These notes accompany my course at Northeastern University, a 6 week introduction to data mining using the R programming language. The goal of the course is to enable students to conduct independent data mining projects, with a focus on honing your workflow and communication skills.

These notes are a key resource for your homework assignments and in-class quizzes. They are the result of my efforts to distill a lot of useful code and information down into a few digestable packets, and structuring these packets in a way that complements the weekly assignments (which are only available to enrolled students).

What is data mining?

The purpose of data mining is to extract useful insights from a dataset. In practice, data mining is an iterative process with several stages, diagrammed below. In a typical project, you will pass through these stages many times:

Rather than starting our learning at the beginning of the workflow, we begin with modeling for two reasons. First, I have found that introducing modeling up front helps students understand the importance of inspecting and transforming their data prior to fitting models. Second, glimpsing the later stages of the pipeline helps students write better project proposals (which are due at the end of Week 2!).

Four fundamental models

A major challenge to learning data science is that there are so many algorithms and models clamoring for your attention. While there is no universally agreed upon core set of models an analyst should master, I have made the opinionated decision to restrict our focus in this course to a minimal set of models that cover the 4 most common use cases for data modeling:

  1. Regression: Predict a continuous target variable from a set of predictors.
  2. Classification: Predict a categorical target variable from a set of predictors.
  3. Dimension reduction: Identify continuous latent variables in a set of predictors.
  4. Clustering: Identify categorical latent variables in a set of predictors.

In machine learning, regression and classification are called supervised learning, which is a term to describe models that have an observed target variable. The supervised learning model y ~ x is ‘trained’ to predict the target y given input x. In contrast, dimension reduction and clustering are examples of unsupervised learning, or models that identify previously unknown structure in x.

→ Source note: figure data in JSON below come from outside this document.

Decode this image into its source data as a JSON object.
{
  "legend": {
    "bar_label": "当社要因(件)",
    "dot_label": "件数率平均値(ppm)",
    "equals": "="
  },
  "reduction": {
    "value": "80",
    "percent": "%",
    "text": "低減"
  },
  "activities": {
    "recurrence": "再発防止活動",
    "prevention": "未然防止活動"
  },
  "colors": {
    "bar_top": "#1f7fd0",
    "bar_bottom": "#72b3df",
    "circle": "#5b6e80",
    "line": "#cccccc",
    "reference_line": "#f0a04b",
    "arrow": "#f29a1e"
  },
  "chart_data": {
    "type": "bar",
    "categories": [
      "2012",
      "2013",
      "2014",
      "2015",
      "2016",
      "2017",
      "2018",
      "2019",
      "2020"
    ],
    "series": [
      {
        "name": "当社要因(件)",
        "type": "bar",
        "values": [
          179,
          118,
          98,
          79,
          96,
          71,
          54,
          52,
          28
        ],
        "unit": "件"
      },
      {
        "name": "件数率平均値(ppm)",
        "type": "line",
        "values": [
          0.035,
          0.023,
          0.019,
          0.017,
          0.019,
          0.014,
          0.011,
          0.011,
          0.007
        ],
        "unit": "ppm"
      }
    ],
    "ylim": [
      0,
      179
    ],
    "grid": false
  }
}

The matrix below shows the 4 models used in this course:

These are powerful tools that can achieve the four most common data modeling tasks, and they provide a solid foundation for learning about more advanced models. We will continue to revisit these four models throughout the course, deepening our knowledge of how to apply and interpret them.

Before I provide a high-level introduction to the four models, a quick digression about “information overload”:

Information overload in data science

Data science terminology can be confusing, especially when it comes to modeling. One reason for this is that many similar ideas emerged independently from the disciplines of statistics and machine learning, leading to multiple terms for similar concepts. For example:

  • Statistical models have predictor or independent variables, ML models have features
  • Statistical models predict a response, outcome, or dependent variable, ML models predict a target.
  • Statistics folks fit models, ML folks train models

There is also tremendous hype surrounding ML, with a deluge of new methods, software libraries, and blog posts being published on a daily basis. Each new tool comes with new concepts and new terminology, and every blog post tries to convince you that THIS is the thing you should pay attention to. Diagrams and listicles of “things you should know” are popular.

In this environment, your attention is the most precious resource that you have. The only way to avoid becoming overwhelmed is to be careful about what you pay attention to. If you get side-tracked by every new technique that someone wrote a blog post about, you will waste all of your time going down rabbit holes and feeling panicked about everything you don’t know. This can quickly escalate into imposter syndrome, which is the feeling that you are an imposter who does not belong in this field at all!